Great efforts were at this time made to beautify the city, and there were gay scenes in these days in the old pueblo. The owners of the great ranches entertained largely, visiting from house to house, dressing gayly, and engaging in all sorts of equestrian sports. The men lived in their saddles; the women were the gayest and sweetest of hostesses, while they were yet domestic, and brought up large families easily in the free, open-air life which the conditions of fine climate and rich soil made possible. When Micheltorena in 1842 made his capital in Los Angeles, the gayeties reached their height; he was received with enthusiasm by the Ayuntamiento; there were speeches, salutes, and illuminations; balls and sports alternated with juntas and revolutions. Yet Los Angeles was glad to be rid of Micheltorena when he removed to Monterey, and its citizens were foremost in a revolt against him in 1845, and fought him without the city in a battle where there was much cannonading and no bloodshed. Pio Pico was head of the Commission which met in Los Angeles and banished Micheltorena.

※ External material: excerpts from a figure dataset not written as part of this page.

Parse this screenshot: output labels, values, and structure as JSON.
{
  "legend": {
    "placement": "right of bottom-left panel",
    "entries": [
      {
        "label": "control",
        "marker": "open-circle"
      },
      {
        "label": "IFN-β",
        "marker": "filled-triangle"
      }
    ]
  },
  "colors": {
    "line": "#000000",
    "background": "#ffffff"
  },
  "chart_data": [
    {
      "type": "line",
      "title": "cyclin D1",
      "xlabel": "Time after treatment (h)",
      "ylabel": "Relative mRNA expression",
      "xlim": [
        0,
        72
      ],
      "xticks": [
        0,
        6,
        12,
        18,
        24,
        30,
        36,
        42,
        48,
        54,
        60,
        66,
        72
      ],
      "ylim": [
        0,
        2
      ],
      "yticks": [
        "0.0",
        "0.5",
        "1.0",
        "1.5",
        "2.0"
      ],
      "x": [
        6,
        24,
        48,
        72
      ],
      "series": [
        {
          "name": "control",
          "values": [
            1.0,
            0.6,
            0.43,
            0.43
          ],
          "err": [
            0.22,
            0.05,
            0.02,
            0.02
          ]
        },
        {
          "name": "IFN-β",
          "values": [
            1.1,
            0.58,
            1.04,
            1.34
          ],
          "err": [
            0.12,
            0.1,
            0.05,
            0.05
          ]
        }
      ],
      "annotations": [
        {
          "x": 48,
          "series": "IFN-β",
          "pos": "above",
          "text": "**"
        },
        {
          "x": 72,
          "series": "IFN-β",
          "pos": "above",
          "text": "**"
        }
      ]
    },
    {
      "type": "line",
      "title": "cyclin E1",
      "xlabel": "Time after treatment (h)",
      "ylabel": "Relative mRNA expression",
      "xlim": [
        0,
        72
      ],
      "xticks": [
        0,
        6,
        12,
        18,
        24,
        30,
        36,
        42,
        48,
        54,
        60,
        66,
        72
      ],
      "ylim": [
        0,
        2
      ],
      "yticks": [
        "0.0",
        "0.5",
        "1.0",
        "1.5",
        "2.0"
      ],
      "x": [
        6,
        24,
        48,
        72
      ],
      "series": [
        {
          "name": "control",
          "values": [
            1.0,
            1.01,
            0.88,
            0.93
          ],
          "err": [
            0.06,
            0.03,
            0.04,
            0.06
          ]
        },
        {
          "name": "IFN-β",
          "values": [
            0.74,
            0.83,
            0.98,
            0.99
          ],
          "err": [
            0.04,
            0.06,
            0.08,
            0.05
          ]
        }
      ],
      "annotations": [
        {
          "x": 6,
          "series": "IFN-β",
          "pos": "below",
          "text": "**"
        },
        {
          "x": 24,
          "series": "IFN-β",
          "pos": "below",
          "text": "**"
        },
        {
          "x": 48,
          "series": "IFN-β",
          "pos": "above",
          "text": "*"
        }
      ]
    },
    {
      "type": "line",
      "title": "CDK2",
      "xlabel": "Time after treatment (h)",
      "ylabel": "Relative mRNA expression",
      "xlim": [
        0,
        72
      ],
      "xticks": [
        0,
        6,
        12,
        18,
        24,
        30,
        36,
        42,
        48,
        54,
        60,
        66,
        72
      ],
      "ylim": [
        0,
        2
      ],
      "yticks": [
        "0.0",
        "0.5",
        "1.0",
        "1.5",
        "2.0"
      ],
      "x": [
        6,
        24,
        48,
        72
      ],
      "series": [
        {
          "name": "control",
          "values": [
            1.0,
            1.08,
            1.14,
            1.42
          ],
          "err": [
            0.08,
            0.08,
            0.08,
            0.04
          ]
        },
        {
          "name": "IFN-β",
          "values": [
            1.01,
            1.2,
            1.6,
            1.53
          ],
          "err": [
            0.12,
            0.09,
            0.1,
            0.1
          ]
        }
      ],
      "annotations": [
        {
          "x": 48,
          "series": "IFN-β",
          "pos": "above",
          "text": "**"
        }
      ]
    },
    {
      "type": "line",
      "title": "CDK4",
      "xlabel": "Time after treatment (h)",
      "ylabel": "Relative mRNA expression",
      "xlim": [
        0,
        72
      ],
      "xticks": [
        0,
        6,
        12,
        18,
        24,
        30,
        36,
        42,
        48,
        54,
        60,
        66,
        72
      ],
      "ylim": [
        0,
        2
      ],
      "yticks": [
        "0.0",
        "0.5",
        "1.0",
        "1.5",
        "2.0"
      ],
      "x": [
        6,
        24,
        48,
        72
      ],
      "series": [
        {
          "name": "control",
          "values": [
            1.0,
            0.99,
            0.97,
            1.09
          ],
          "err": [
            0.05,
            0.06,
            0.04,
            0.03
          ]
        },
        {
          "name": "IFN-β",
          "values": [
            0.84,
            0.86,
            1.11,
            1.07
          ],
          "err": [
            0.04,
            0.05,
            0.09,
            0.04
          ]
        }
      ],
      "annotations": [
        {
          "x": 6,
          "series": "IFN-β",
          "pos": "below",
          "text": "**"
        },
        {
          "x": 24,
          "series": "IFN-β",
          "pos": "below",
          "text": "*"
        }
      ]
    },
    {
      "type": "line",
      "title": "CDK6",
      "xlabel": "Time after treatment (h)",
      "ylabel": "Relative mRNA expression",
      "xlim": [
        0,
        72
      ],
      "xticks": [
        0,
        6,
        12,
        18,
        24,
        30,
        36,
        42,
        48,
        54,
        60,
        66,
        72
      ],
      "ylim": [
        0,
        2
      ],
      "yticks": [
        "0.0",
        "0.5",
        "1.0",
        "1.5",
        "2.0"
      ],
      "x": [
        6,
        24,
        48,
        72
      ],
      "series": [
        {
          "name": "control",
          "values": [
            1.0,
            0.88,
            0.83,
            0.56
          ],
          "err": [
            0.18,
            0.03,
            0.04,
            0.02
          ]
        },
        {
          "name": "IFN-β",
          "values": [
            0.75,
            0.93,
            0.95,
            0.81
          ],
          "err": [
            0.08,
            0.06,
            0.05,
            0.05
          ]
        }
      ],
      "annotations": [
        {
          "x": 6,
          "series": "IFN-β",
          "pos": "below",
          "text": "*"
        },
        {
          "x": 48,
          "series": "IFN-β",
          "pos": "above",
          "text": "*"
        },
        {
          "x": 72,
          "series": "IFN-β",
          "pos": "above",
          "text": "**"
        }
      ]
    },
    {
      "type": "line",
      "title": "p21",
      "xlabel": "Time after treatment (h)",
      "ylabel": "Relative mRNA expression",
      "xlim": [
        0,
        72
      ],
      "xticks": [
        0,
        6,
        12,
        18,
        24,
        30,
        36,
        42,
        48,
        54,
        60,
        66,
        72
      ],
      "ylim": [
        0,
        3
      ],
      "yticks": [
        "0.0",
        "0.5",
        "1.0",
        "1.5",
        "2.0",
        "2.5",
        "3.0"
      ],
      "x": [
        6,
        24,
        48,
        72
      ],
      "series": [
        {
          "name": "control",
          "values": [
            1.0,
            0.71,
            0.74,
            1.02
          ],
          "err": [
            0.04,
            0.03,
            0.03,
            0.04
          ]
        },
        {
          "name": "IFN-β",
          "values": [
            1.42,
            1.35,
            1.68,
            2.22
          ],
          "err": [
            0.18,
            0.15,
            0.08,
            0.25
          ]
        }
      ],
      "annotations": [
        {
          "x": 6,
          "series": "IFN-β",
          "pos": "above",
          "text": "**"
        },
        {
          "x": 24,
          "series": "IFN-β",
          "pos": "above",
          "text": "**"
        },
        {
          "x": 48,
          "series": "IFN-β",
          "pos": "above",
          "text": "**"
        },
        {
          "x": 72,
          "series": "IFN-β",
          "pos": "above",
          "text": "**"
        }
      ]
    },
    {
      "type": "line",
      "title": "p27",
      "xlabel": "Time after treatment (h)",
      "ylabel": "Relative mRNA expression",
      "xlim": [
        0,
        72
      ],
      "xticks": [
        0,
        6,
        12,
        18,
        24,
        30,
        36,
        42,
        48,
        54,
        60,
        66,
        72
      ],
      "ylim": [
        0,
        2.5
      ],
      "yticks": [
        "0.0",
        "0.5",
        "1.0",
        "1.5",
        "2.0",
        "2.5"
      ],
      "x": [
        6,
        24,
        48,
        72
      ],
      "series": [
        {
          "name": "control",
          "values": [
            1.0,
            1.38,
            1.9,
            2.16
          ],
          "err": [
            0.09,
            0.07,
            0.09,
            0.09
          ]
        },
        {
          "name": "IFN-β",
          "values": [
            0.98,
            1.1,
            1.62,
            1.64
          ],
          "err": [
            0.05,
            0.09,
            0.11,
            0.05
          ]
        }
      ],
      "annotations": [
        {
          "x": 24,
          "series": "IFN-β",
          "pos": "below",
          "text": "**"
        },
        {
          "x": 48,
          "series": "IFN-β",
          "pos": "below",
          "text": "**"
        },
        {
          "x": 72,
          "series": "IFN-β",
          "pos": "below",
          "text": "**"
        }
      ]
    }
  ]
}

The city remained the capital of the department of the South, and Pio Pico was Governor while José Castro acted as General. Castro again went to the North and soon joined Carrillo against Pico in a new quarrel of North and South.
It was in 1846, when California was rent with the controversy between Castro, representing the military, and Pico, the civil power, and the March Assembly was in session at Los Angeles, that the approach of the forces of the United States, under Stockton and Frémont, forced the contending commanders to unite at Los Angeles in opposition to a common foe.

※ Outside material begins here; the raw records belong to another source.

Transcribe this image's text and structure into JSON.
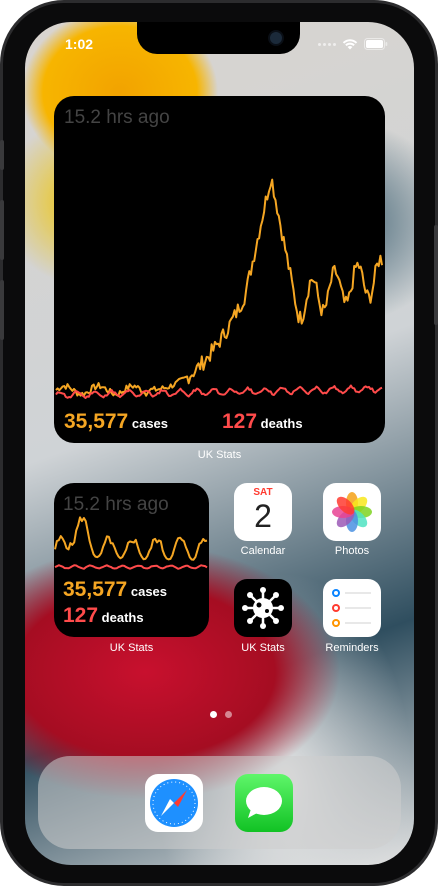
{
  "status": {
    "time": "1:02"
  },
  "big_widget": {
    "updated": "15.2 hrs ago",
    "cases_value": "35,577",
    "cases_label": "cases",
    "deaths_value": "127",
    "deaths_label": "deaths",
    "label": "UK Stats"
  },
  "small_widget": {
    "updated": "15.2 hrs ago",
    "cases_value": "35,577",
    "cases_label": "cases",
    "deaths_value": "127",
    "deaths_label": "deaths",
    "label": "UK Stats"
  },
  "apps": {
    "calendar": {
      "label": "Calendar",
      "day": "SAT",
      "date": "2"
    },
    "photos": {
      "label": "Photos"
    },
    "ukstats": {
      "label": "UK Stats"
    },
    "reminders": {
      "label": "Reminders"
    }
  },
  "page_indicator": {
    "current": 1,
    "total": 2
  },
  "colors": {
    "cases": "#f5a623",
    "deaths": "#ff4b4b",
    "widget_bg": "#000000"
  },
  "icons": [
    "wifi-icon",
    "battery-icon",
    "safari-icon",
    "messages-icon",
    "virus-icon",
    "photos-flower-icon",
    "reminders-list-icon"
  ]
}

Abel Stearns, the confidential agent of the United States in the South, owned a warehouse in San Pedro. John Forster was made, in 1843, captain of the port; in 1845 Commodore Jones landed here to make his apologies to Micheltorena for his premature raising of the Stars and Stripes at Monterey. Here Micheltorena embarked for exile; and here, in 1846, Commodore Stockton disembarked with his sailors for the capture of Los Angeles, having already raised the American flag at Monterey. Refusing all the attempts at conciliation offered by Pico and Castro, Stockton united his forces with those of the California battalion under Frémont, who had landed at San Diego, entered Los Angeles, and raised the American flag at 4 P.M. of August 13, 1846.

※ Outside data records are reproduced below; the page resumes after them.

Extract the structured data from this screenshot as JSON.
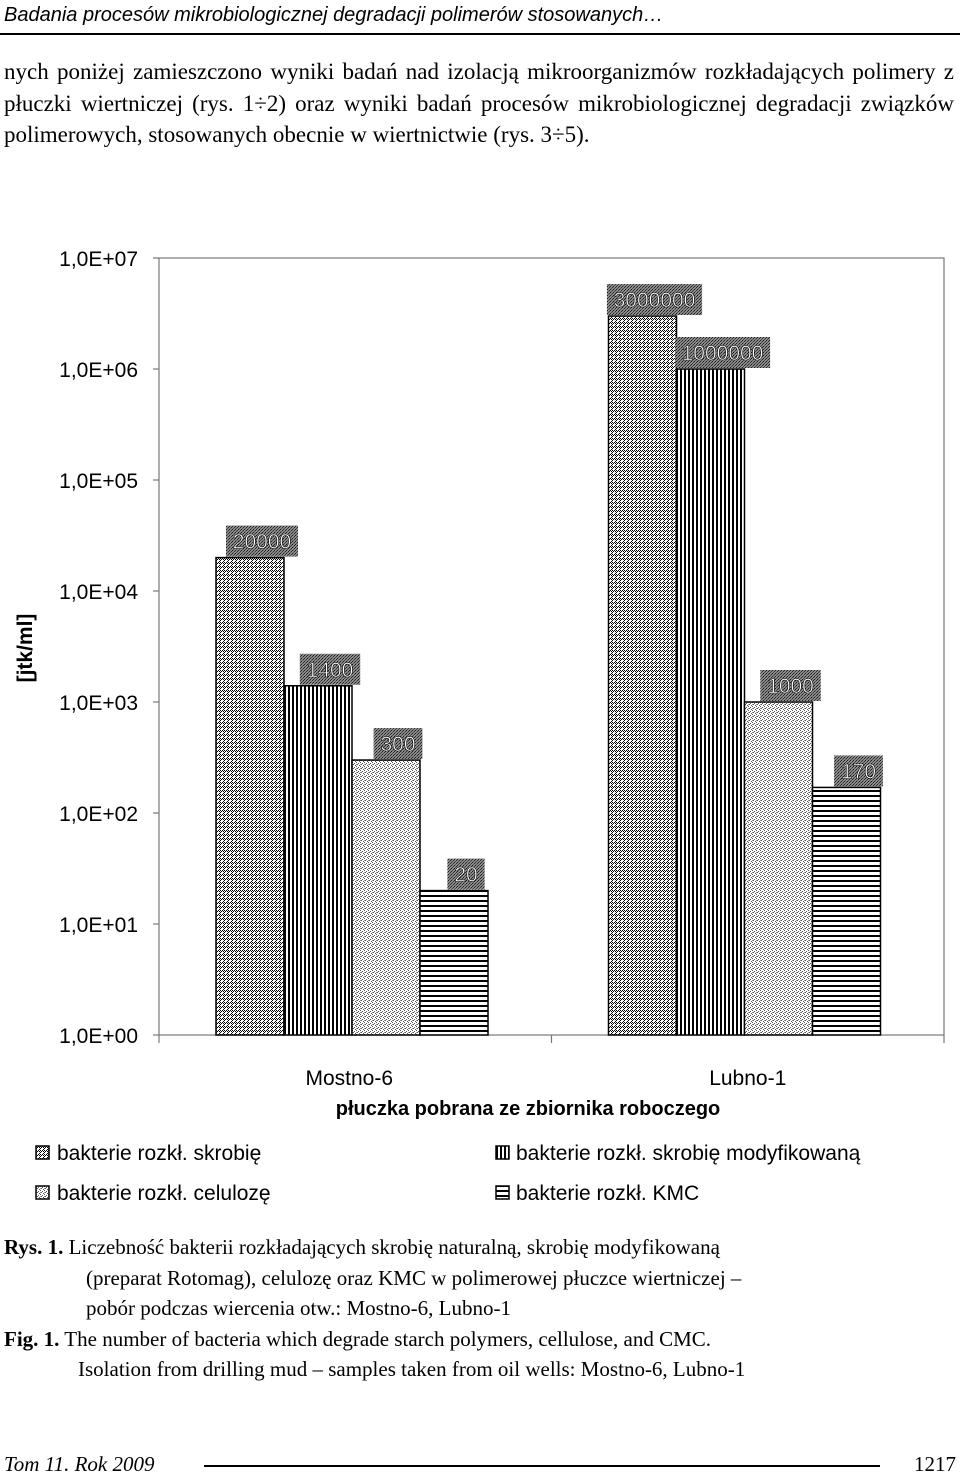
{
  "header": {
    "title": "Badania procesów mikrobiologicznej degradacji polimerów stosowanych…"
  },
  "intro": {
    "text": "nych poniżej zamieszczono wyniki badań nad izolacją mikroorganizmów rozkładających polimery z płuczki wiertniczej (rys. 1÷2) oraz wyniki badań procesów mikrobiologicznej degradacji związków polimerowych, stosowanych obecnie w wiertnictwie (rys. 3÷5)."
  },
  "chart_data": {
    "type": "bar",
    "yscale": "log",
    "ylim": [
      1,
      10000000
    ],
    "yticks": [
      "1,0E+00",
      "1,0E+01",
      "1,0E+02",
      "1,0E+03",
      "1,0E+04",
      "1,0E+05",
      "1,0E+06",
      "1,0E+07"
    ],
    "ylabel": "[jtk/ml]",
    "xlabel": "płuczka pobrana ze zbiornika roboczego",
    "categories": [
      "Mostno-6",
      "Lubno-1"
    ],
    "series": [
      {
        "name": "bakterie rozkł. skrobię",
        "values": [
          20000,
          3000000
        ],
        "labels": [
          "20000",
          "3000000"
        ]
      },
      {
        "name": "bakterie rozkł. skrobię modyfikowaną",
        "values": [
          1400,
          1000000
        ],
        "labels": [
          "1400",
          "1000000"
        ]
      },
      {
        "name": "bakterie rozkł. celulozę",
        "values": [
          300,
          1000
        ],
        "labels": [
          "300",
          "1000"
        ]
      },
      {
        "name": "bakterie rozkł. KMC",
        "values": [
          20,
          170
        ],
        "labels": [
          "20",
          "170"
        ]
      }
    ],
    "legend_position": "bottom",
    "grid": false
  },
  "caption": {
    "pl_label": "Rys. 1.",
    "pl_line1": "Liczebność bakterii rozkładających skrobię naturalną, skrobię modyfikowaną",
    "pl_line2": "(preparat Rotomag), celulozę oraz KMC w polimerowej płuczce wiertniczej –",
    "pl_line3": "pobór podczas wiercenia otw.: Mostno-6, Lubno-1",
    "en_label": "Fig. 1.",
    "en_line1": "The number of bacteria which degrade starch polymers, cellulose, and CMC.",
    "en_line2": "Isolation from drilling mud – samples taken from oil wells: Mostno-6, Lubno-1"
  },
  "footer": {
    "left": "Tom 11. Rok 2009",
    "page": "1217"
  }
}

Pico and Castro had left the city to escape the dishonor of surrender, and the frightened inhabitants had fled to the neighboring ranchos, but returned to their homes before night, attracted by the irresistible strains of a brass band, and assured that they would be left unharmed.
JOHN C. FRÉMONT.
Stockton ordered the election of new alcaldes, and appointed Frémont military commander of the district. When both commanders returned to the North, Gillespie, with a garrison of fifty men, was left in charge of Los Angeles. He seems to have interfered with the amusements of the people, and to have made himself needlessly unpopular. A revolt was organized, and Flores, one of Castro's generals, appeared, with three hundred men at his back, and summoned the garrison to surrender. This Gillespie did, after bravely holding Fort Hill for a time. The Americans took ship from San Pedro on October 4th.
The reconquest of Los Angeles took place on January 18th. General Kearny, with Kit Carson as guide, had succeeded in joining Stockton at San Diego, and the united forces, after a two-hours' engagement at San Gabriel and another brief skirmish without the city, entered Los Angeles, while the leaders of the revolt fled to Cahuenga, and surrendered to Frémont, who made generous terms of capitulation with Andres Pico, Flores, and Manuel. This clemency endeared him to the Californians. It became his boast that he could ride unharmed alone from one end of the conquered country to the other. Stockton made him Governor of Los Angeles while the controversy between Kearny and Stockton, as to which was the chief authority in the conduct of affairs in the new country, was in progress. Frémont chose to obey Stockton, with whom he had worked in unison during the Northern conquests and before the arrival of Kearny. Kearny was technically in the right in demanding the submission of Frémont, as the court-martial of the latter (in Washington, at a later day) made evident; but under the circumstances of the quarrel of the two leaders at Los Angeles, Frémont's allegiance to Stockton seems to have been his only manly course.
This was an era in which Los Angeles grew from an easy-going Spanish pueblo into a progressive American city. Nowhere have Americans stood more completely in the position of conquerors in a new land. Called upon to improvise hastily a government for a large body of strangers, these citizens showed, together with carelessness and over-hastiness—and an indifference to the rights of strangers, both Indians and Spaniards, of which we cannot be proud—some of our best national traits. From the first, the pioneers were courageous and teachable, and succeeded, after many mistakes, in building up a permanent, well-organized, and progressive municipality. General Frémont was undoubtedly most popular among the Spanish people. His youth enabled him to enter in a large degree into their sports; his clemency in pardoning Flores and the other generals of the rebellion won their applause.